LLM Cancer Mentor Apps such as Dave AI are revolutionary tools for cancer patients, caregivers, and physicians. It’s like having a WAZE for navigating the complex cancer diagnostic and care journey. Patients no longer have to wait for their next appointment to get answers to their questions. Health tech innovators realize that diagnoses leave patients anxious between doctor visits, and the best solution may often be well-trained LLMs. [See LLM Cancer Mentor “Dave AI” Offers WAZE-like 24/7 Personalized Support, Making it a Game-Changer in Patient Care.]

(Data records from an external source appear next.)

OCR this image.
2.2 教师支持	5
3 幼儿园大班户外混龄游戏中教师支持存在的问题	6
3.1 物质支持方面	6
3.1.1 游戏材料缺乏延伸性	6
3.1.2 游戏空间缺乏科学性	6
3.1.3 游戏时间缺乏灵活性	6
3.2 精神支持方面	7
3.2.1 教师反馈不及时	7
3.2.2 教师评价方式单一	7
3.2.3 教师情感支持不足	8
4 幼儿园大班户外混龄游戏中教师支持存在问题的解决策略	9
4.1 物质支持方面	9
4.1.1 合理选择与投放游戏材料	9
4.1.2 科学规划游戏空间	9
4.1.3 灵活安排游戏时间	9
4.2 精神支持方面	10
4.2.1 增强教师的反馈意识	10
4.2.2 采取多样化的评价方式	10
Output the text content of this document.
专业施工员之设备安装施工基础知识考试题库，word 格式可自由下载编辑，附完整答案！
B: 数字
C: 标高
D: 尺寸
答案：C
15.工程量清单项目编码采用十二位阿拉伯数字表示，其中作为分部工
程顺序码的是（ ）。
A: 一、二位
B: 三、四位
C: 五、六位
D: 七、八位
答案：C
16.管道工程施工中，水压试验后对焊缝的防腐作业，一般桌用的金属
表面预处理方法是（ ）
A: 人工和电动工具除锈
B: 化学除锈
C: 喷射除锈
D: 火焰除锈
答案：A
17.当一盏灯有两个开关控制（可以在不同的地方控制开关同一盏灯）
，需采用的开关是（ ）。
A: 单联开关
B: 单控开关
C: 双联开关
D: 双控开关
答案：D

The Cost of Health Data Without Context
The rapid consumerization of health data has democratized healthcare in powerful ways, but its pace has opened gaps in care and introduced risks. The emotional toll can be high when consumers receive real-time results without contextual guidance. Data that might otherwise encourage patients to engage actively in their wellness may instead provoke anxiety, confusion, or even mistrust in their own body’s signals.
“In clinical trials and healthcare, acknowledging and addressing the psychological symptoms brought on by the diagnosis, prognosis, and treatment of many conditions is vital,” writes Emily Epstein, LMSW, a Weill Cornell staff members who advocate for the inclusion of mental health support research and medical settings. “When a provider overlooks the anxiety that accompanies the stress of managing physical symptoms, a disservice is done to the mental well-being of the patients and participants, which can have adverse effects on the trial itself,” she adds.
A Call for Physician-Guided Digital Health Experiences
Access to lab results is part of a significant and positive cultural shift in health, where the focus has moved toward patient empowerment and shared decision-making. However, for true empowerment, patients need more than raw data; they need empathetic guidance in understanding their data’s meaning in the context of their unique health profile. To address this, health systems and app developers should incorporate sophisticated LLM resources that help educate users about the strengths and limitations of raw lab data and how to navigate the journey better ahead.
Empowered patients are educated patients capable of better understanding their health journeys in partnership with their health providers. As we advance, let’s strive for a digital health environment where patients can access their results clearly and confidently and know that communication is always part of the care.